1968年、昭和で記すと昭和43年。この一年を日本国の歴史で捉えると文化的に大きな変革を迎えた一年であった。その一年を当時は8歳であった著者がまとめている著作である。

ただ、本書に対する評判はあまりにも高いものとは言えない。特に、この一年を10代後半から20代前半で迎えた人達にとっては、当時子どもであった著者が自分達の大切な一年を論評したということでかなりの不満が渦巻いている一冊である。
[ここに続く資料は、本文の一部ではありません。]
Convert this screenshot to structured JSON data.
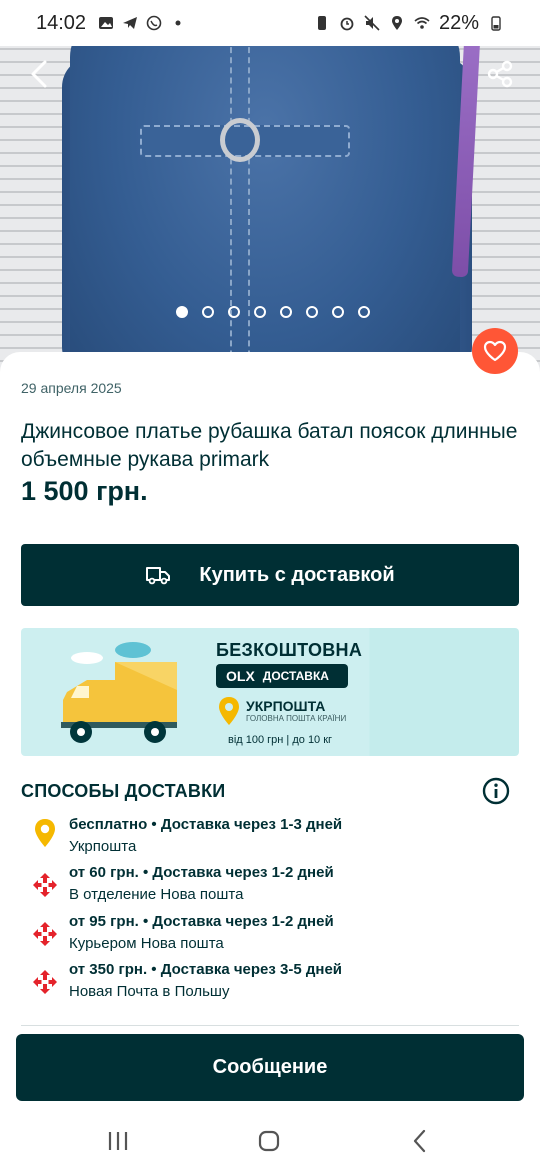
{
  "status": {
    "time": "14:02",
    "battery": "22%"
  },
  "gallery": {
    "dots_total": 8,
    "active_index": 0
  },
  "listing": {
    "date": "29 апреля 2025",
    "title": "Джинсовое платье рубашка батал поясок длинные объемные рукава primark",
    "price": "1 500 грн."
  },
  "actions": {
    "buy_with_delivery": "Купить с доставкой",
    "message": "Сообщение"
  },
  "banner": {
    "free": "БЕЗКОШТОВНА",
    "olx_mark": "OLX",
    "olx_delivery": "ДОСТАВКА",
    "ukrposhta": "УКРПОШТА",
    "ukrposhta_sub": "ГОЛОВНА ПОШТА КРАЇНИ",
    "range": "від 100 грн | до 10 кг"
  },
  "delivery": {
    "title": "СПОСОБЫ ДОСТАВКИ",
    "methods": [
      {
        "price": "бесплатно",
        "time": "Доставка через 1-3 дней",
        "carrier": "Укрпошта",
        "icon": "ukrposhta-pin-icon"
      },
      {
        "price": "от 60 грн.",
        "time": "Доставка через 1-2 дней",
        "carrier": "В отделение Нова пошта",
        "icon": "nova-poshta-icon"
      },
      {
        "price": "от 95 грн.",
        "time": "Доставка через 1-2 дней",
        "carrier": "Курьером Нова пошта",
        "icon": "nova-poshta-icon"
      },
      {
        "price": "от 350 грн.",
        "time": "Доставка через 3-5 дней",
        "carrier": "Новая Почта в Польшу",
        "icon": "nova-poshta-icon"
      }
    ]
  },
  "colors": {
    "primary_dark": "#002f34",
    "favorite": "#ff5636",
    "ukrposhta_yellow": "#f5b800",
    "nova_poshta_red": "#e4232b"
  }
}
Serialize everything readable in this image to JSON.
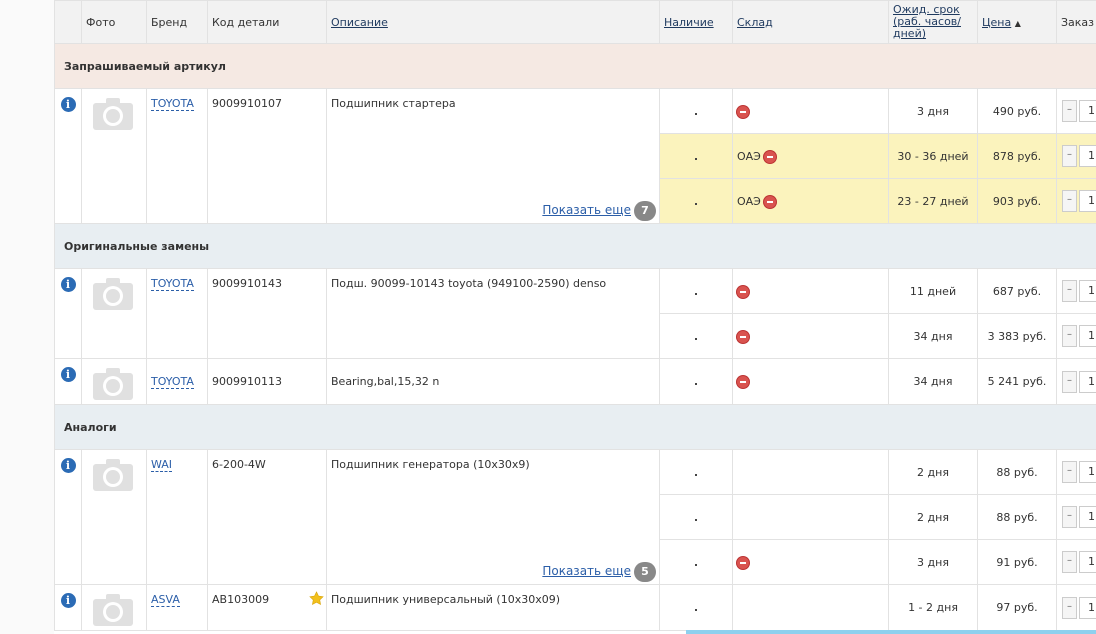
{
  "header": {
    "photo": "Фото",
    "brand": "Бренд",
    "code": "Код детали",
    "description": "Описание",
    "availability": "Наличие",
    "warehouse": "Склад",
    "expected": "Ожид. срок (раб. часов/ дней)",
    "price": "Цена",
    "price_sort": "▲",
    "order": "Заказ"
  },
  "sections": {
    "requested": "Запрашиваемый артикул",
    "originals": "Оригинальные замены",
    "analogs": "Аналоги"
  },
  "show_more_label": "Показать еще",
  "info_glyph": "i",
  "icons": {
    "info": "info-icon",
    "photo": "camera-icon",
    "stop": "stop-icon",
    "star": "star-icon"
  },
  "colors": {
    "pink_section": "#f5e9e3",
    "grey_section": "#e8eef2",
    "yellow_row": "#fbf3bd",
    "info": "#2b6bb5",
    "link": "#2b5ea8"
  },
  "requested": {
    "brand": "TOYOTA",
    "code": "9009910107",
    "description": "Подшипник стартера",
    "more_count": "7",
    "offers": [
      {
        "warehouse": "",
        "term": "3 дня",
        "price": "490 руб.",
        "qty": "1"
      },
      {
        "warehouse": "ОАЭ",
        "term": "30 - 36 дней",
        "price": "878 руб.",
        "qty": "1"
      },
      {
        "warehouse": "ОАЭ",
        "term": "23 - 27 дней",
        "price": "903 руб.",
        "qty": "1"
      }
    ]
  },
  "originals": [
    {
      "brand": "TOYOTA",
      "code": "9009910143",
      "description": "Подш. 90099-10143 toyota (949100-2590) denso",
      "offers": [
        {
          "term": "11 дней",
          "price": "687 руб.",
          "qty": "1"
        },
        {
          "term": "34 дня",
          "price": "3 383 руб.",
          "qty": "1"
        }
      ]
    },
    {
      "brand": "TOYOTA",
      "code": "9009910113",
      "description": "Bearing,bal,15,32 n",
      "offers": [
        {
          "term": "34 дня",
          "price": "5 241 руб.",
          "qty": "1"
        }
      ]
    }
  ],
  "analogs": [
    {
      "brand": "WAI",
      "code": "6-200-4W",
      "description": "Подшипник генератора (10x30x9)",
      "more_count": "5",
      "offers": [
        {
          "term": "2 дня",
          "price": "88 руб.",
          "qty": "1"
        },
        {
          "term": "2 дня",
          "price": "88 руб.",
          "qty": "1"
        },
        {
          "term": "3 дня",
          "price": "91 руб.",
          "qty": "1"
        }
      ]
    },
    {
      "brand": "ASVA",
      "code": "AB103009",
      "description": "Подшипник универсальный (10x30x09)",
      "offers": [
        {
          "term": "1 - 2 дня",
          "price": "97 руб.",
          "qty": "1"
        }
      ]
    }
  ],
  "qty_minus": "–"
}
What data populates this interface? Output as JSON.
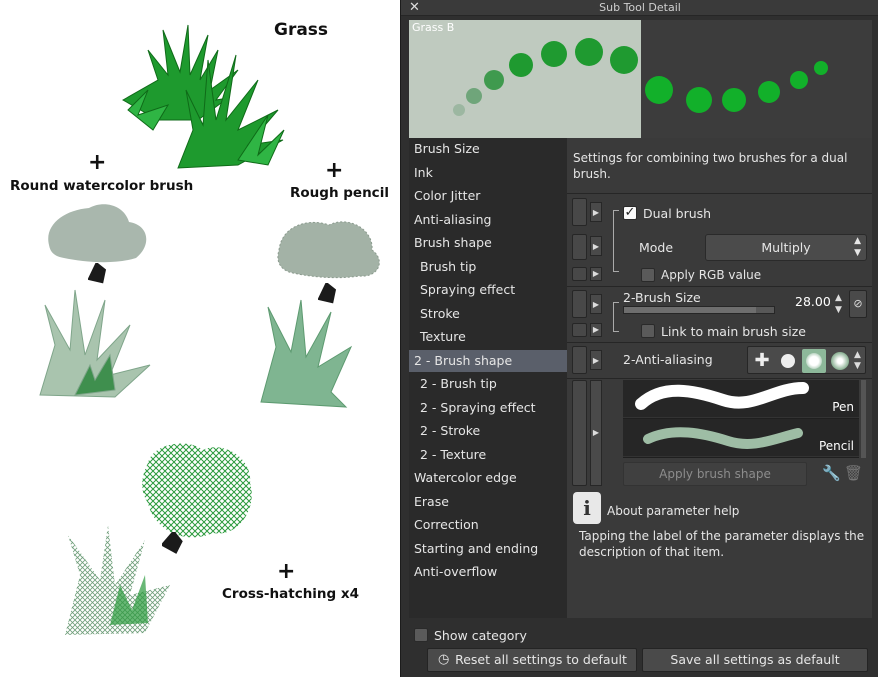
{
  "illustration": {
    "grass_label": "Grass",
    "plus1": "+",
    "round_watercolor_label": "Round watercolor brush",
    "plus2": "+",
    "rough_pencil_label": "Rough pencil",
    "plus3": "+",
    "cross_hatching_label": "Cross-hatching x4",
    "colors": {
      "grass_dark": "#0f7a1c",
      "grass_light": "#2fb544",
      "wash": "#a9b7ad",
      "hatch": "#2a9a3c"
    }
  },
  "panel": {
    "title": "Sub Tool Detail",
    "close_icon": "close-icon",
    "preview_name": "Grass B",
    "categories": [
      {
        "label": "Brush Size"
      },
      {
        "label": "Ink"
      },
      {
        "label": "Color Jitter"
      },
      {
        "label": "Anti-aliasing"
      },
      {
        "label": "Brush shape"
      },
      {
        "label": "Brush tip"
      },
      {
        "label": "Spraying effect"
      },
      {
        "label": "Stroke"
      },
      {
        "label": "Texture"
      },
      {
        "label": "2 - Brush shape"
      },
      {
        "label": "2 - Brush tip"
      },
      {
        "label": "2 - Spraying effect"
      },
      {
        "label": "2 - Stroke"
      },
      {
        "label": "2 - Texture"
      },
      {
        "label": "Watercolor edge"
      },
      {
        "label": "Erase"
      },
      {
        "label": "Correction"
      },
      {
        "label": "Starting and ending"
      },
      {
        "label": "Anti-overflow"
      }
    ],
    "selected_category": "2 - Brush shape",
    "description": "Settings for combining two brushes for a dual brush.",
    "dual_brush_label": "Dual brush",
    "dual_brush_checked": true,
    "mode_label": "Mode",
    "mode_value": "Multiply",
    "apply_rgb_label": "Apply RGB value",
    "brush_size_label": "2-Brush Size",
    "brush_size_value": "28.00",
    "link_main_label": "Link to main brush size",
    "anti_aliasing_label": "2-Anti-aliasing",
    "anti_aliasing_level": "Medium",
    "shapes": [
      {
        "name": "Pen"
      },
      {
        "name": "Pencil"
      }
    ],
    "apply_brush_shape_label": "Apply brush shape",
    "help_title": "About parameter help",
    "help_text": "Tapping the label of the parameter displays the description of that item.",
    "show_category_label": "Show category",
    "reset_label": "Reset all settings to default",
    "save_label": "Save all settings as default",
    "colors": {
      "panel": "#2f2f2f",
      "selected": "#5a5f6a",
      "preview_light": "#bfcabf"
    }
  }
}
本書が主眼を置いているのは、あしたのジョー巨人の星といったコンテンツの勃興や、高倉健石原裕次郎といったスーパースター達の起こした反乱、日本中を震撼させた三億円事件といった面であり、この頃に社会問題となっていた学生運動についてはさほど重要視しておらず、何ならその記載も細部では間違っている。ゆえに、その時代に学生運動に身を投じていた人達からすると、自分達がやってきたことが全否定されているということで、激しい怒りとともに本書に対する悪評をぶつけることとなる。

ただ、それは悪評をぶつける方が間違っている。後世からの視点では、学生運動などどうでもいいことなのだ。あるいは、学生運動をするレベルまで落ちぶれたくはないといった感情といったところか。重要なのはコンテンツであり、スターであり、世を騒がせた事件であって、話し合いの通用しない愚人どものやらかした蛮行などどうでもいいのだ。

本書は、その一年を後世の視点から記したリアルな1968年の記録なのである。